Kongress der Kommunistischen Partei beginnt China wird wieder kommunistischer

Von Finn Mayer-Kuckuk 

Am Mittwoch beginnt in Peking der Kongress der Kommunistischen Partei. Staatspräsident Xi Jinping ist die zentrale Figur. Seit seinem Amtsantritt vor fünf Jahren hat er die Macht auf seine Person konzentriertwie kaum einer seiner Vorgänger.

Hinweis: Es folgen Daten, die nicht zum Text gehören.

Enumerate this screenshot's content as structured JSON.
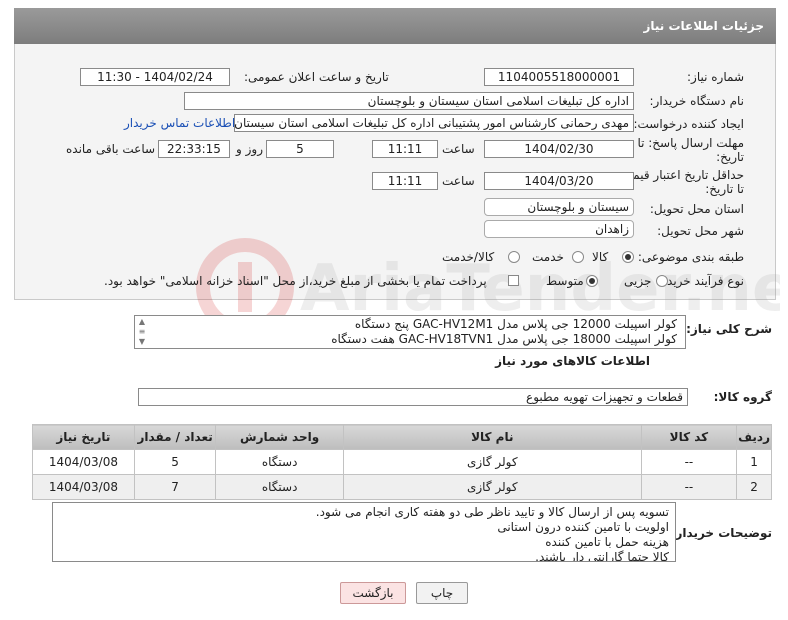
{
  "header": {
    "title": "جزئیات اطلاعات نیاز"
  },
  "labels": {
    "need_number": "شماره نیاز:",
    "announce_datetime": "تاریخ و ساعت اعلان عمومی:",
    "buyer_org": "نام دستگاه خریدار:",
    "requester": "ایجاد کننده درخواست:",
    "reply_deadline": "مهلت ارسال پاسخ: تا تاریخ:",
    "price_validity": "حداقل تاریخ اعتبار قیمت: تا تاریخ:",
    "time": "ساعت",
    "days_and": "روز و",
    "hours_left": "ساعت باقی مانده",
    "delivery_province": "استان محل تحویل:",
    "delivery_city": "شهر محل تحویل:",
    "category": "طبقه بندی موضوعی:",
    "purchase_type": "نوع فرآیند خرید :",
    "general_description": "شرح کلی نیاز:",
    "goods_info": "اطلاعات کالاهای مورد نیاز",
    "goods_group": "گروه کالا:",
    "buyer_notes": "توضیحات خریدار:"
  },
  "fields": {
    "need_number": "1104005518000001",
    "announce_datetime": "1404/02/24 - 11:30",
    "buyer_org": "اداره کل تبلیغات اسلامی استان سیستان و بلوچستان",
    "requester": "مهدی رحمانی کارشناس امور پشتیبانی اداره کل تبلیغات اسلامی استان سیستان",
    "contact_link": "اطلاعات تماس خریدار",
    "reply_date": "1404/02/30",
    "reply_time": "11:11",
    "days": "5",
    "remaining_time": "22:33:15",
    "validity_date": "1404/03/20",
    "validity_time": "11:11",
    "delivery_province": "سیستان و بلوچستان",
    "delivery_city": "زاهدان",
    "goods_group": "قطعات و تجهیزات تهویه مطبوع"
  },
  "category_options": [
    {
      "label": "کالا",
      "selected": true
    },
    {
      "label": "خدمت",
      "selected": false
    },
    {
      "label": "کالا/خدمت",
      "selected": false
    }
  ],
  "purchase_options": [
    {
      "label": "جزیی",
      "selected": false
    },
    {
      "label": "متوسط",
      "selected": true
    }
  ],
  "payment_note": "پرداخت تمام یا بخشی از مبلغ خرید،از محل \"اسناد خزانه اسلامی\" خواهد بود.",
  "description_lines": [
    "کولر اسپیلت 12000 جی پلاس مدل GAC-HV12M1  پنج دستگاه",
    "کولر اسپیلت 18000  جی پلاس مدل GAC-HV18TVN1    هفت دستگاه"
  ],
  "table": {
    "headers": [
      "ردیف",
      "کد کالا",
      "نام کالا",
      "واحد شمارش",
      "تعداد / مقدار",
      "تاریخ نیاز"
    ],
    "rows": [
      [
        "1",
        "--",
        "کولر گازی",
        "دستگاه",
        "5",
        "1404/03/08"
      ],
      [
        "2",
        "--",
        "کولر گازی",
        "دستگاه",
        "7",
        "1404/03/08"
      ]
    ]
  },
  "notes_lines": [
    "تسویه پس از ارسال کالا و تایید ناظر طی دو هفته کاری انجام می شود.",
    "اولویت با تامین کننده درون استانی",
    "هزینه حمل با تامین کننده",
    "کالا حتما گارانتی دار باشند."
  ],
  "buttons": {
    "print": "چاپ",
    "back": "بازگشت"
  },
  "watermark": "AriaTender.net",
  "colors": {
    "header": "#8a8a8a",
    "link": "#1a4fb5",
    "back_button": "#fbe3e3",
    "print_button": "#f2f2f2"
  }
}
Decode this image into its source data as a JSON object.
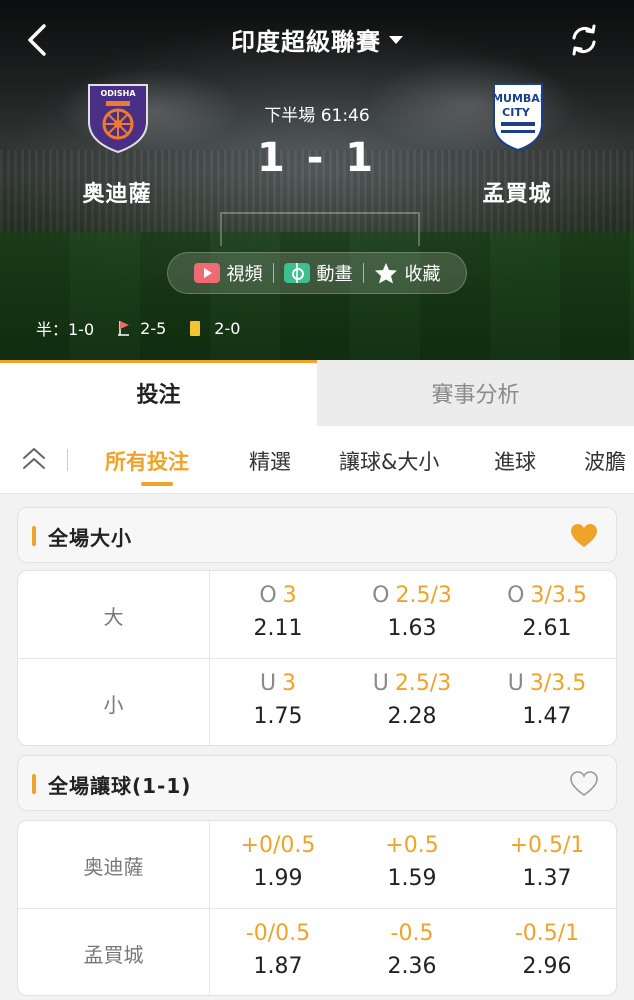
{
  "header": {
    "league": "印度超級聯賽",
    "status": "下半場 61:46",
    "score": "1 - 1",
    "home": {
      "name": "奥迪薩",
      "logo_text": "ODISHA"
    },
    "away": {
      "name": "孟買城",
      "logo_text_1": "MUMBAI",
      "logo_text_2": "CITY"
    },
    "media": {
      "video": "視頻",
      "animation": "動畫",
      "favorite": "收藏"
    },
    "stats": {
      "half_label": "半：1-0",
      "corners": "2-5",
      "yellow_cards": "2-0"
    }
  },
  "main_tabs": {
    "bet": "投注",
    "analysis": "賽事分析"
  },
  "sub_tabs": {
    "all": "所有投注",
    "featured": "精選",
    "handicap_ou": "讓球&大小",
    "goals": "進球",
    "wave": "波膽"
  },
  "markets": {
    "totals": {
      "title": "全場大小",
      "favorited": true,
      "rows": [
        {
          "label": "大",
          "cells": [
            {
              "prefix": "O",
              "line": "3",
              "odds": "2.11"
            },
            {
              "prefix": "O",
              "line": "2.5/3",
              "odds": "1.63"
            },
            {
              "prefix": "O",
              "line": "3/3.5",
              "odds": "2.61"
            }
          ]
        },
        {
          "label": "小",
          "cells": [
            {
              "prefix": "U",
              "line": "3",
              "odds": "1.75"
            },
            {
              "prefix": "U",
              "line": "2.5/3",
              "odds": "2.28"
            },
            {
              "prefix": "U",
              "line": "3/3.5",
              "odds": "1.47"
            }
          ]
        }
      ]
    },
    "handicap": {
      "title": "全場讓球(1-1)",
      "favorited": false,
      "rows": [
        {
          "label": "奥迪薩",
          "cells": [
            {
              "line": "+0/0.5",
              "odds": "1.99"
            },
            {
              "line": "+0.5",
              "odds": "1.59"
            },
            {
              "line": "+0.5/1",
              "odds": "1.37"
            }
          ]
        },
        {
          "label": "孟買城",
          "cells": [
            {
              "line": "-0/0.5",
              "odds": "1.87"
            },
            {
              "line": "-0.5",
              "odds": "2.36"
            },
            {
              "line": "-0.5/1",
              "odds": "2.96"
            }
          ]
        }
      ]
    }
  },
  "colors": {
    "accent": "#f0a32a",
    "video": "#ef6b73",
    "animation": "#3fbf8f",
    "yellow_card": "#f4c430",
    "odisha_badge": "#4a2f86"
  }
}
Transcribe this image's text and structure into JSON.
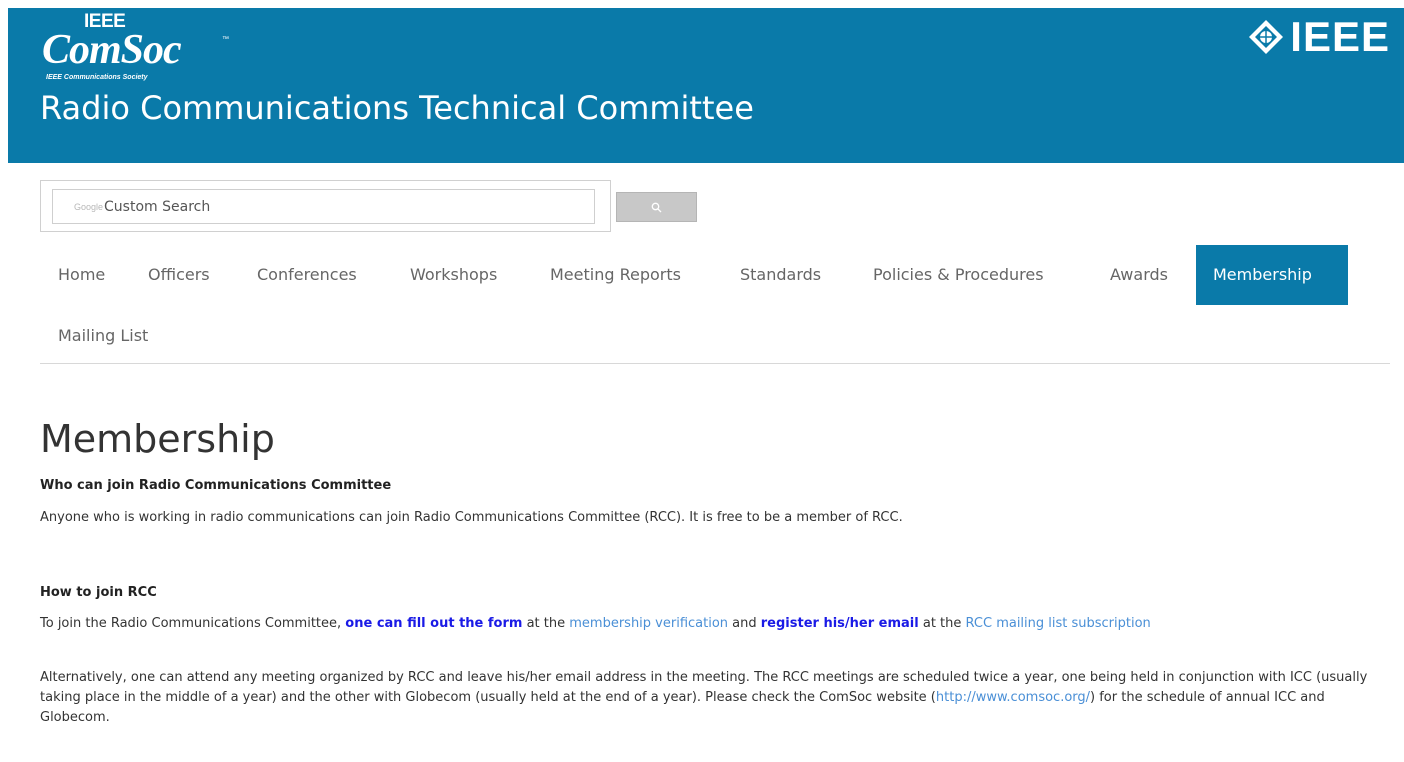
{
  "header": {
    "comsoc_logo": {
      "top_text": "IEEE",
      "word": "ComSoc",
      "tm": "™",
      "subtitle": "IEEE Communications Society"
    },
    "ieee_logo_text": "IEEE",
    "site_title": "Radio Communications Technical Committee",
    "background_color": "#0a7aa9"
  },
  "search": {
    "google_mark": "Google",
    "placeholder": "Custom Search",
    "button_icon": "search-icon"
  },
  "nav": {
    "items": [
      {
        "label": "Home"
      },
      {
        "label": "Officers"
      },
      {
        "label": "Conferences"
      },
      {
        "label": "Workshops"
      },
      {
        "label": "Meeting Reports"
      },
      {
        "label": "Standards"
      },
      {
        "label": "Policies & Procedures"
      },
      {
        "label": "Awards"
      },
      {
        "label": "Membership",
        "active": true
      },
      {
        "label": "Mailing List"
      }
    ],
    "active_color": "#0a7aa9"
  },
  "content": {
    "page_title": "Membership",
    "section1": {
      "heading": "Who can join Radio Communications Committee",
      "text": "Anyone who is working in radio communications can join Radio Communications Committee (RCC). It is free to be a member of RCC."
    },
    "section2": {
      "heading": "How to join RCC",
      "p1": {
        "t1": "To join the Radio Communications Committee, ",
        "link1": "one can fill out the form",
        "t2": " at the ",
        "link2": "membership verification",
        "t3": " and ",
        "link3": "register his/her email",
        "t4": " at the ",
        "link4": "RCC mailing list subscription"
      },
      "p2": {
        "t1": "Alternatively, one can attend any meeting organized by RCC and leave his/her email address in the meeting. The RCC meetings are scheduled twice a year, one being held in conjunction with ICC (usually taking place in the middle of a year) and the other with Globecom (usually held at the end of a year). Please check the ComSoc website (",
        "link": "http://www.comsoc.org/",
        "t2": ") for the schedule of annual ICC and Globecom."
      }
    }
  }
}
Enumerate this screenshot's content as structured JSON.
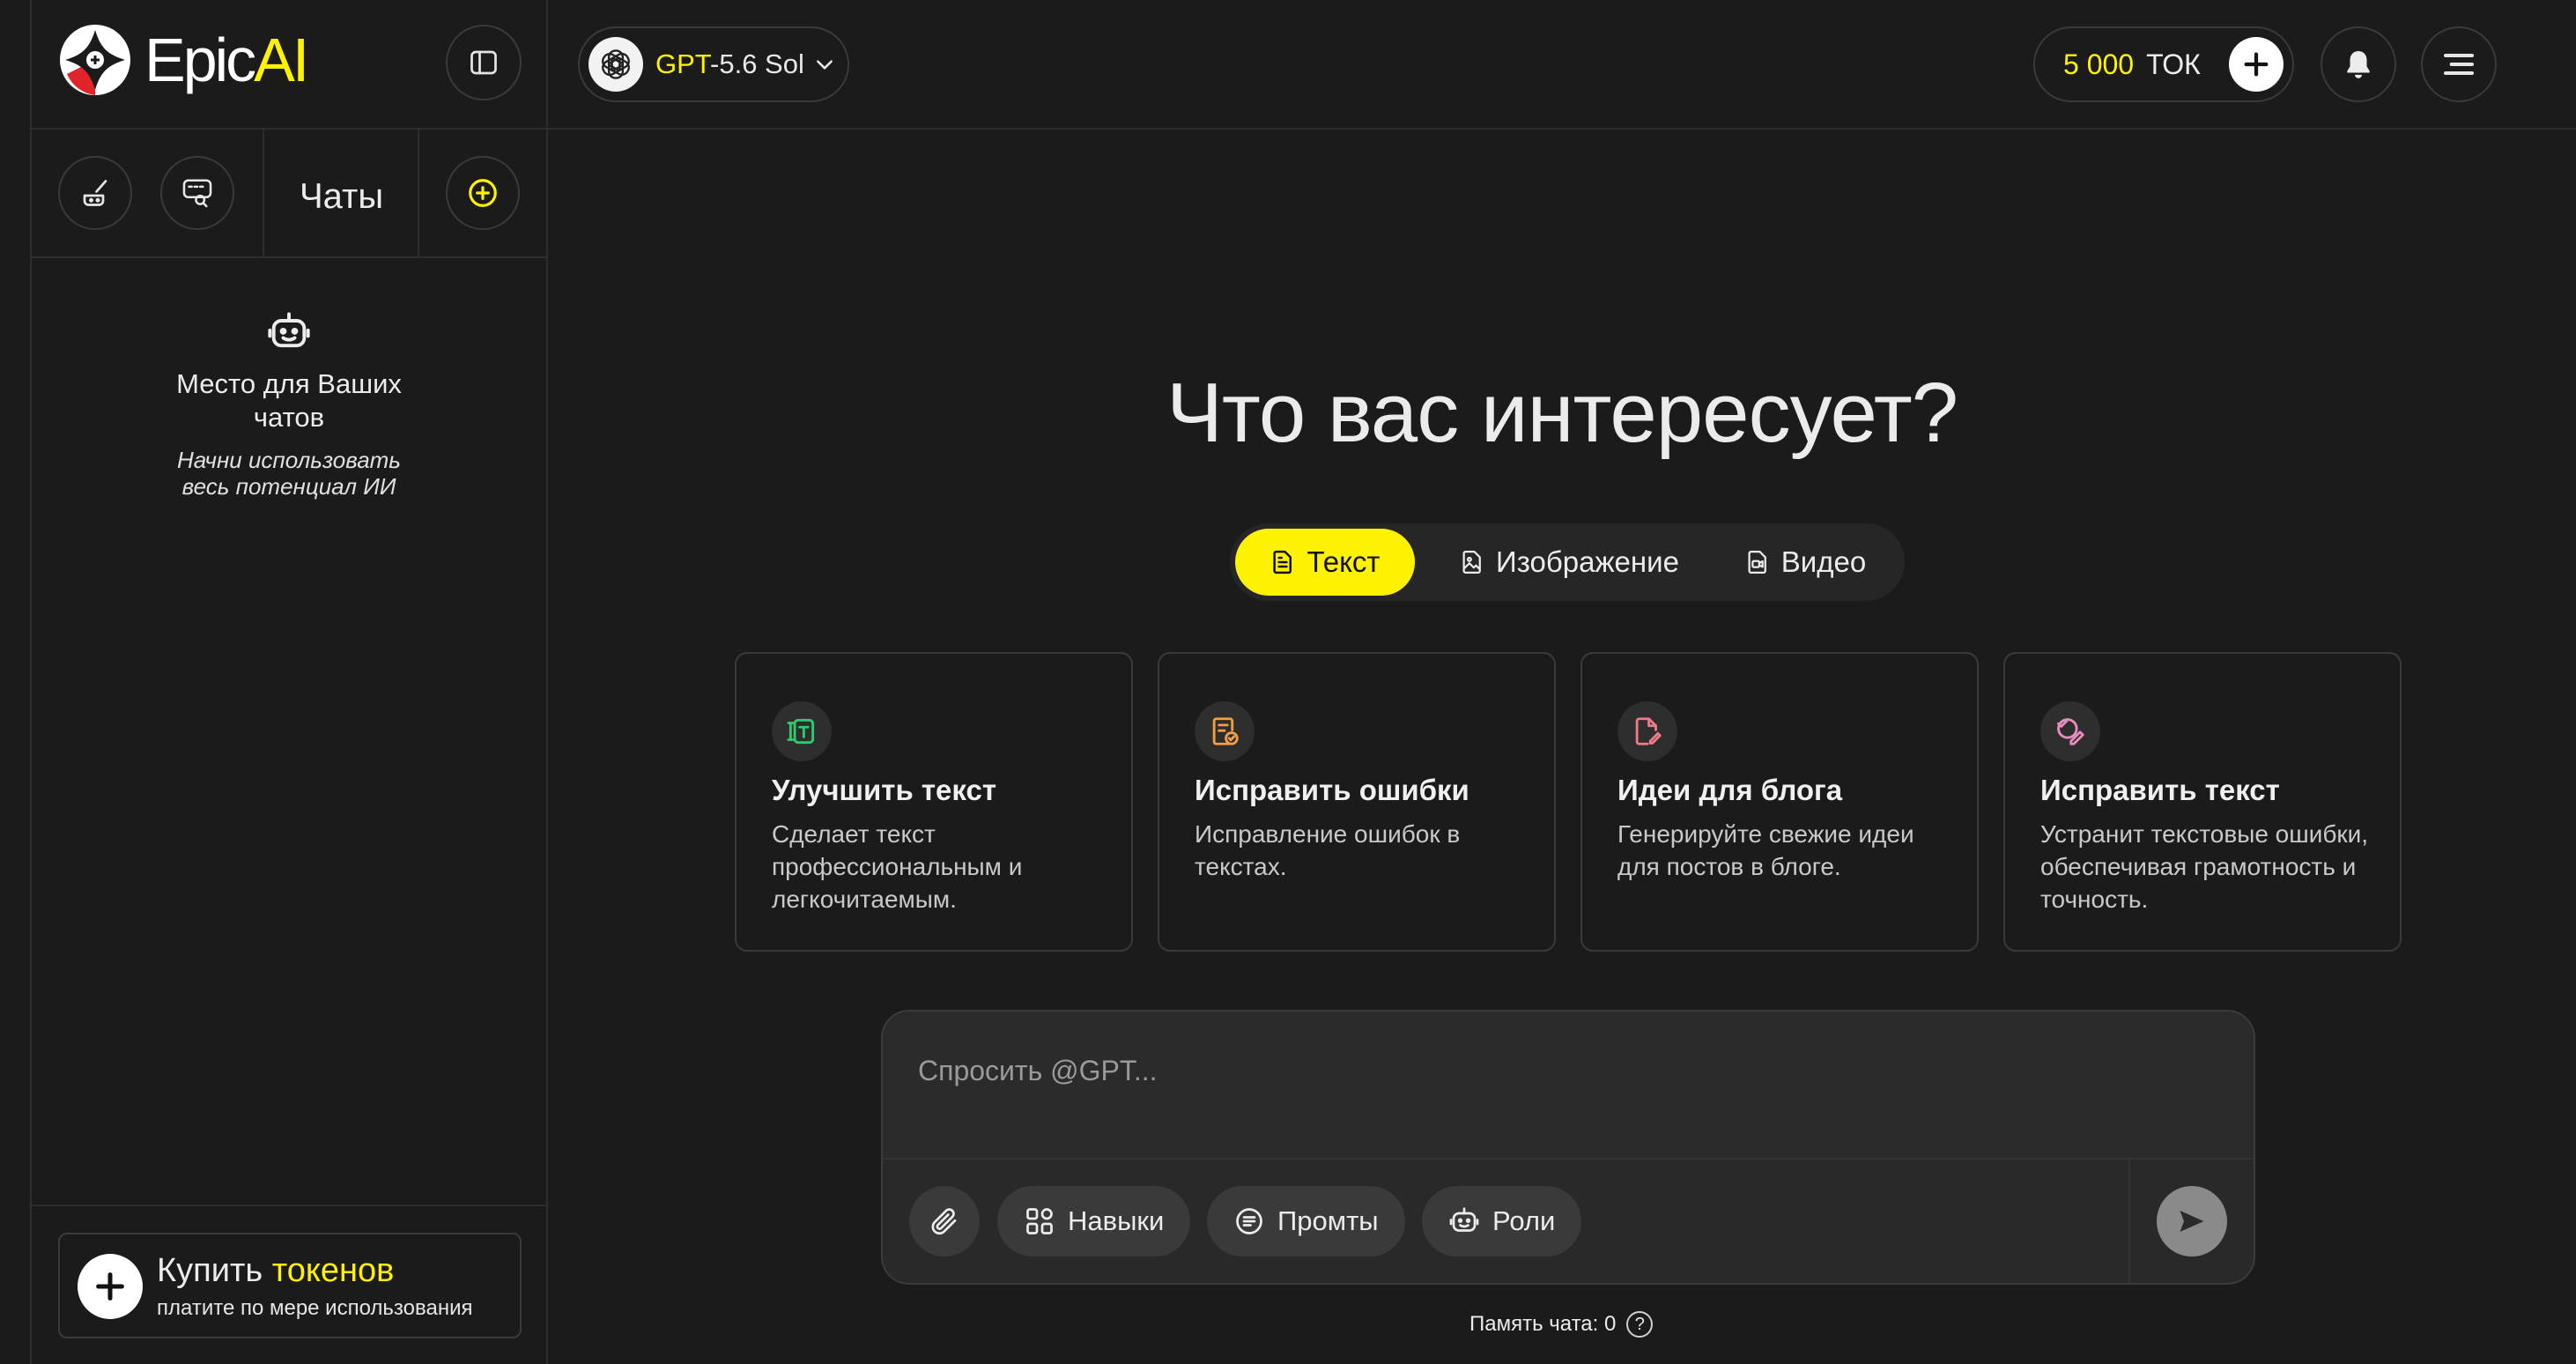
{
  "brand": {
    "name_part1": "Epic",
    "name_part2": "AI",
    "accent_color": "#fff200"
  },
  "header": {
    "model": {
      "name_part1": "GPT",
      "name_part2": "-5.6 Sol",
      "icon": "openai-icon"
    },
    "tokens": {
      "amount": "5 000",
      "unit": "ТОК"
    },
    "icons": [
      "sidebar-toggle-icon",
      "chevron-down-icon",
      "plus-icon",
      "bell-icon",
      "menu-icon"
    ]
  },
  "sidebar": {
    "title": "Чаты",
    "empty": {
      "title": "Место для Ваших чатов",
      "subtitle": "Начни использовать весь потенциал ИИ"
    },
    "buy": {
      "title_part1": "Купить",
      "title_part2": "токенов",
      "subtitle": "платите по мере использования"
    }
  },
  "main": {
    "headline": "Что вас интересует?",
    "tabs": [
      {
        "label": "Текст",
        "active": true,
        "icon": "document-icon"
      },
      {
        "label": "Изображение",
        "active": false,
        "icon": "image-file-icon"
      },
      {
        "label": "Видео",
        "active": false,
        "icon": "video-file-icon"
      }
    ],
    "cards": [
      {
        "title": "Улучшить текст",
        "description": "Сделает текст профессиональным и легкочитаемым.",
        "icon": "text-improve-icon",
        "icon_color": "#2ecc71"
      },
      {
        "title": "Исправить ошибки",
        "description": "Исправление ошибок в текстах.",
        "icon": "doc-check-icon",
        "icon_color": "#f0a040"
      },
      {
        "title": "Идеи для блога",
        "description": "Генерируйте свежие идеи для постов в блоге.",
        "icon": "doc-edit-icon",
        "icon_color": "#f07a8a"
      },
      {
        "title": "Исправить текст",
        "description": "Устранит текстовые ошибки, обеспечивая грамотность и точность.",
        "icon": "check-pen-icon",
        "icon_color": "#e88cc0"
      }
    ],
    "composer": {
      "placeholder": "Спросить @GPT...",
      "chips": [
        {
          "label": "Навыки",
          "icon": "apps-icon"
        },
        {
          "label": "Промты",
          "icon": "list-circle-icon"
        },
        {
          "label": "Роли",
          "icon": "robot-icon"
        }
      ]
    },
    "memory": {
      "label": "Память чата: 0"
    }
  }
}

In einer  Shoppingmeile in Peking wirbt der Slogan „Ohne die Kommunistische Partei gäbe es kein Neues China“  für die Partei. Foto: AP, Jan Siefke
In einer Shoppingmeile in Peking wirbt der Slogan „Ohne die Kommunistische Partei gäbe es kein Neues China“ für die Partei. Foto: AP, Jan Siefke

Peking - Die Anweisung an sämtliche TV-Sender des Landes war eindeutig: „Es sind verstärkt Produktionen zur Ausstrahlung zu bringen, die Partei, Vaterland und Volk preisen“, schrieb die staatliche Medienaufsicht. Die Nation solle stolz auf ihre Helden sein. Sonst drohe ultimativ ein Entzug der Sendelizenzen, berichtet ein chinesischer Redakteur. Das war im September. Die Wirkung war durchschlagend. Anfang Oktober lief auf allen Kanälen praktisch ununterbrochen das Lob auf die Partei.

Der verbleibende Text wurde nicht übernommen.